Pictured above: New Jersey devils fans mill around outside Brick City Bar and Grill.
Seven years ago, the opening of the Prudential Center in Newark gave high hopes for the continued revitalization of the city. Instead, local businesses that rely on the arena’s patrons are not feeling the benefits.
Located right across the street from the Prudential Center is a small restaurant row comprised of three restaurants – Edison Ale House, Loft47, and Brick City Bar and Grill. Fans enter and exit the arena almost right in front of all three restaurants. But even with such proximity, both have struggled with a lack of consistent patronage.
“We moved in one year after the arena was built, and have felt the affects of the arena’s NHL New Jersey Devils lockout, [the] New Jersey Nets moving, and lack of events,” said Edison Ale House general partner Ray Levy. “They need to have more concerts and events, because we struggle to attract tourists and locals.”
The 2012-2013 National Hockey League lockout caused troubles for the trio of restaurants after the typical 82-game season was shortened to just 48. For restaurants in the area, hockey night patronage doubles and sometimes triples their business. But on non-game and event nights, staffs are cut and the restaurants struggle to keep doors open.
“When the lockout happened, waiters and waitresses lost shifts, and it was hard to stay in business,” Levy said. “The Nets leaving didn’t affect us that much, but when the lockout hit, then it hurt. We needed local patronage but never got it. I don’t even think locals know we’re here.”
One block away from the Edison Place restaurants is the Gateway Center, an office complex that has many commercial businesses, and connects to Newark Penn Station. Thousands work in and commute through the center daily, but few venture just a block away to restaurant row.
“If there are no events at the arena, we rely on locals to come have a drink after work. But honestly, commuters would rather go home,” Brick City Bar and Grill manager Dan Wasama said. “We make $3000 to $4000 on an average night, but during hockey nights, [we make about] $15,000.“
The nearby Broad and Market Street intersection has a reputation as being a dangerous area in Newark, and that has affected perception of the radius around the intersection. Wasama thought security in the area had been improved by the city, but still felt tourists and nearby employees and commuters didn’t completely feel safe.

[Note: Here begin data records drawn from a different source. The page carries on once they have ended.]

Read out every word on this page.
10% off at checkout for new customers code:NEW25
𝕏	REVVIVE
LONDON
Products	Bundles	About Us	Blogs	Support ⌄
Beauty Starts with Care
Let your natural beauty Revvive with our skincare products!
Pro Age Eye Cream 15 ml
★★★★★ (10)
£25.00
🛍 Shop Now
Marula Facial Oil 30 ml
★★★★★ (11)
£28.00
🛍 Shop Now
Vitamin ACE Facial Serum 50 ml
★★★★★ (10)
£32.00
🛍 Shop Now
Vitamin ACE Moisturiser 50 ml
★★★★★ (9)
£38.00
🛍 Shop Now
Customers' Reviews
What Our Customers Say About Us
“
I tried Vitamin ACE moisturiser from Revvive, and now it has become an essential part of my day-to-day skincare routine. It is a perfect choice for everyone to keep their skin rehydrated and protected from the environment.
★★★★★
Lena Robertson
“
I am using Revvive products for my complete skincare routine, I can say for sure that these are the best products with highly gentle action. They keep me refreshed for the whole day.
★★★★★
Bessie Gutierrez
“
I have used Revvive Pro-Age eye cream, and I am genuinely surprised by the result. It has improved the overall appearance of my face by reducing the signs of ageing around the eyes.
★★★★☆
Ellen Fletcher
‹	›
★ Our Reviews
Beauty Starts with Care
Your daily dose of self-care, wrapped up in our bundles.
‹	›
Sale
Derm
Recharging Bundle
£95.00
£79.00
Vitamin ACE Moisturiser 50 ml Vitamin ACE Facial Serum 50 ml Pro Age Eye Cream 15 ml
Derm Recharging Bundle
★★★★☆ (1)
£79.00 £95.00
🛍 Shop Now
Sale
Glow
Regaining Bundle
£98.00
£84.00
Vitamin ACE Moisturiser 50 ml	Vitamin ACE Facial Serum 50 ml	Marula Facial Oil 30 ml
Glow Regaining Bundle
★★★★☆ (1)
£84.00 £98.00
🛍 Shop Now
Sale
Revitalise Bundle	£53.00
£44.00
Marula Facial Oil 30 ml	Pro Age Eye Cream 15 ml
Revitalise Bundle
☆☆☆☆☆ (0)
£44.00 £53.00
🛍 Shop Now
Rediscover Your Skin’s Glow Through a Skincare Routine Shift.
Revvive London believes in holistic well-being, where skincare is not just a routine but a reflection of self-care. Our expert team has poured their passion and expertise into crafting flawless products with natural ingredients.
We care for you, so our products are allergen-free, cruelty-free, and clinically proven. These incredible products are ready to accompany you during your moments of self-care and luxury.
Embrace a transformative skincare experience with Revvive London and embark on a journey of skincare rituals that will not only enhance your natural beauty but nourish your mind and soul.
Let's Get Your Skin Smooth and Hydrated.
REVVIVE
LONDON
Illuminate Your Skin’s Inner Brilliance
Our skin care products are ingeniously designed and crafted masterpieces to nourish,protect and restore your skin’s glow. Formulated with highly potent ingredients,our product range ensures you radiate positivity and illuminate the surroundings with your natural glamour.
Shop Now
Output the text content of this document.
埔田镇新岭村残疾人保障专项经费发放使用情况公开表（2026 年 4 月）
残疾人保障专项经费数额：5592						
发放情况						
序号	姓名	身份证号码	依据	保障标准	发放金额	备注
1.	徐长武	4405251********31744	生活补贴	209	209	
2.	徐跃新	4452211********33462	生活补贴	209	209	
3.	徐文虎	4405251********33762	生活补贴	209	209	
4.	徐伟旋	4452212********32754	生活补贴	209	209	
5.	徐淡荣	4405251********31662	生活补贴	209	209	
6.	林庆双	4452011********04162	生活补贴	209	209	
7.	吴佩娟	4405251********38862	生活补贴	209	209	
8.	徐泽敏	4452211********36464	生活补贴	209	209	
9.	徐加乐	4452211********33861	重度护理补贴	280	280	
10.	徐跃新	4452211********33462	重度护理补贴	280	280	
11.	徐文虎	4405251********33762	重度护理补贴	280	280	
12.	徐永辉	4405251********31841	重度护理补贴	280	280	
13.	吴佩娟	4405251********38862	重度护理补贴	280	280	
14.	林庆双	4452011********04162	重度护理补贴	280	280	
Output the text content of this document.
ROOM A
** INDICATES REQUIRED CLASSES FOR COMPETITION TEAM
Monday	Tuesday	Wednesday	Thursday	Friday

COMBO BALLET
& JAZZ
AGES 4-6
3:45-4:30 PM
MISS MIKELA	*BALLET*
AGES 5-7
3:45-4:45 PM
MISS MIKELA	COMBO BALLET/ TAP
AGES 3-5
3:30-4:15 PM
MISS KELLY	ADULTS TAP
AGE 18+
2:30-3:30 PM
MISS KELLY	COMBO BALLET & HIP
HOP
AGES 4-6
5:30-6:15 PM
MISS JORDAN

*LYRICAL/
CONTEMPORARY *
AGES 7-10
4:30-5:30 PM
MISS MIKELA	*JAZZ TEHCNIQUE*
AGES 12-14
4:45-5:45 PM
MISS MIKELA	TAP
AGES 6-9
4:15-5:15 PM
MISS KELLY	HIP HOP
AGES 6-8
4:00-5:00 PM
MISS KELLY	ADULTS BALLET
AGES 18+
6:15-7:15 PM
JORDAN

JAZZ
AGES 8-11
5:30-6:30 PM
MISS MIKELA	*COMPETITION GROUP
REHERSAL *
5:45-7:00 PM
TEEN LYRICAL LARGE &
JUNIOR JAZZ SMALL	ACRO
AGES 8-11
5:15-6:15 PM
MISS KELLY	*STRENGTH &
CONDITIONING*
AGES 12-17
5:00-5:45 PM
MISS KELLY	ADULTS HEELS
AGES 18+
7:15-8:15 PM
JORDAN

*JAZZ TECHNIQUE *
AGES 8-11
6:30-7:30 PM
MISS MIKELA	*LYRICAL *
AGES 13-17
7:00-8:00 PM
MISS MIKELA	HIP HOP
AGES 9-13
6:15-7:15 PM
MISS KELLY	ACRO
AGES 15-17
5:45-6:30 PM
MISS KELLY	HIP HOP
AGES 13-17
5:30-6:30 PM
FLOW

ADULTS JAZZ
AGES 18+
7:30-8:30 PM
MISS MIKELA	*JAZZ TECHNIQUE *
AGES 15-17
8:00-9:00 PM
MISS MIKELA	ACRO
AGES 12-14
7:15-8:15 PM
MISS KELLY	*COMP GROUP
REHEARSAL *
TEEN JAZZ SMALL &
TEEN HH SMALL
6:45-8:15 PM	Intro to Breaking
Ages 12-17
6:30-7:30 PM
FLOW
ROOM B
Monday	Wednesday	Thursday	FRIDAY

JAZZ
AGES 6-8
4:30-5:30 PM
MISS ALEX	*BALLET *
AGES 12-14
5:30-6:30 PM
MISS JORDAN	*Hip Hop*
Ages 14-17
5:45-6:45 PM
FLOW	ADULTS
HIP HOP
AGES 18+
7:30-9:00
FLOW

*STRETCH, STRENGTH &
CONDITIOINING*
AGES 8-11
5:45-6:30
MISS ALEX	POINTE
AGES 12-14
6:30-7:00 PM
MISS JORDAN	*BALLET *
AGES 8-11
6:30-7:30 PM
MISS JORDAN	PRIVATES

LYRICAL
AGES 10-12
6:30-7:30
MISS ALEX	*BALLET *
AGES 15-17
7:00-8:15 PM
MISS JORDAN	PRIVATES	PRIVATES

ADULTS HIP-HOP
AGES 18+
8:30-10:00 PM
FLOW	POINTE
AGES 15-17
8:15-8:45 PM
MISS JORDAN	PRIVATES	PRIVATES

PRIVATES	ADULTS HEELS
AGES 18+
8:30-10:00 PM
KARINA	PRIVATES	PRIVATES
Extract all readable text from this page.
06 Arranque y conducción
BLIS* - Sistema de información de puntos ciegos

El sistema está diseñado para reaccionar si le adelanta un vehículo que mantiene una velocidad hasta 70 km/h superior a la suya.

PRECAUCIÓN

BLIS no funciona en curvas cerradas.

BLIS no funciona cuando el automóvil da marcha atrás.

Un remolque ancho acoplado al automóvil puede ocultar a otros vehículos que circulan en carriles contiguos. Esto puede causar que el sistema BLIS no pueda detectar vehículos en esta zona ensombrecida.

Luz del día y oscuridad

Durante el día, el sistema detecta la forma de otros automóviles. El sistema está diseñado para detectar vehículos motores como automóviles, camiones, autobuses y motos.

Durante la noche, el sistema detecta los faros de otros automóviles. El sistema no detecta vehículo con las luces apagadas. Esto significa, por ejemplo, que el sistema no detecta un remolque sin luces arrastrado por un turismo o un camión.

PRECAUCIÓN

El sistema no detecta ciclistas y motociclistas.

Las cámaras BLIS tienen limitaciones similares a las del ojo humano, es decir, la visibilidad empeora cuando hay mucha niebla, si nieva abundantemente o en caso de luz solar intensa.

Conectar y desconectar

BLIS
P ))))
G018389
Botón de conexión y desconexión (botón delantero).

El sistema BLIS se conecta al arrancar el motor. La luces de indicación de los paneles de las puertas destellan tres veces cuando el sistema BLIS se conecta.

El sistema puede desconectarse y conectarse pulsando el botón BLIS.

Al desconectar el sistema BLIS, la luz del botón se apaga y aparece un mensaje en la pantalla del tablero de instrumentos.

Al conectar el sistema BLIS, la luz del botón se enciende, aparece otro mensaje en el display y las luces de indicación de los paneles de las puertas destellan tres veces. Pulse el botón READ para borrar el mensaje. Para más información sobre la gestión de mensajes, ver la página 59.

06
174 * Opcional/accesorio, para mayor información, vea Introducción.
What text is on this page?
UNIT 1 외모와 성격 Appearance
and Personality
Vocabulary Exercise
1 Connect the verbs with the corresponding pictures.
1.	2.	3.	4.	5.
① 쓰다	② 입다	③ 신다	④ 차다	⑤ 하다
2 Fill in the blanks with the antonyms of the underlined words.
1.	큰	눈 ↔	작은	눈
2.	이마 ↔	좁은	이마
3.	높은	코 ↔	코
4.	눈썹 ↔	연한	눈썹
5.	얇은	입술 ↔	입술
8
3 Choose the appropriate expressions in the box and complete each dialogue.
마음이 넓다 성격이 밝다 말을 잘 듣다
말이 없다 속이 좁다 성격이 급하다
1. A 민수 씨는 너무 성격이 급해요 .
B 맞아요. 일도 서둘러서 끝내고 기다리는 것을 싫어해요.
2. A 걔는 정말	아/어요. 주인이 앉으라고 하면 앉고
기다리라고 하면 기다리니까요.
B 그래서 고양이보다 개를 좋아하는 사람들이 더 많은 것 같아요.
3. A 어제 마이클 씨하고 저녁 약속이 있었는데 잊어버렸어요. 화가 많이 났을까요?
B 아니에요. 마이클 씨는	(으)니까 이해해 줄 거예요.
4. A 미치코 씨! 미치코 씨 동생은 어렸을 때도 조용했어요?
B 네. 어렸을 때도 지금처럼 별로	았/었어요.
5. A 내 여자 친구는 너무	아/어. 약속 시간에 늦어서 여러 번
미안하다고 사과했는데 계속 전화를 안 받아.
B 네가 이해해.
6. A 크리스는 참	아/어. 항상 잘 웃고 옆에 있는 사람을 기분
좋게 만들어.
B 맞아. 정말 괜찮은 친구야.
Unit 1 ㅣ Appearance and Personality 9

Penn Station commuter Amy Stewart echoed that sentiment. “I don’t like to be on Broad Stree," she said, adding that she thinks there's illegal activity going on near the intersection. “I literally come to work and go home. I trust the restaurants in my city to be safer.”
Wasama spoke about how tourists walk directly to the stadium and then Penn Station, avoiding Broad Street completely. “Newark has a reputation for being a bad and dangerous place to visit,” Wasama said. “New Yorkers don’t want to come over here for anything. It takes literally 15 minutes by train to get here, but people won’t even do that.”
Newark is the last stop on the World Trade Center to Newark Path train, and Wasama’s statement seemed to resonate among commuters in New York. Outside of the World Trade Center memorial, tourist Mark Shilton said, “I’m not making a trip to New Jersey at all, I’ve heard too many negative things about that state and don’t want to get caught up.”
Management at both Edison Ale House and Brick City Bar and Grill agree that the Prudential Center needs to host more events and that the city should continue to revitalize the area, both of which they think will help to improve business and the community.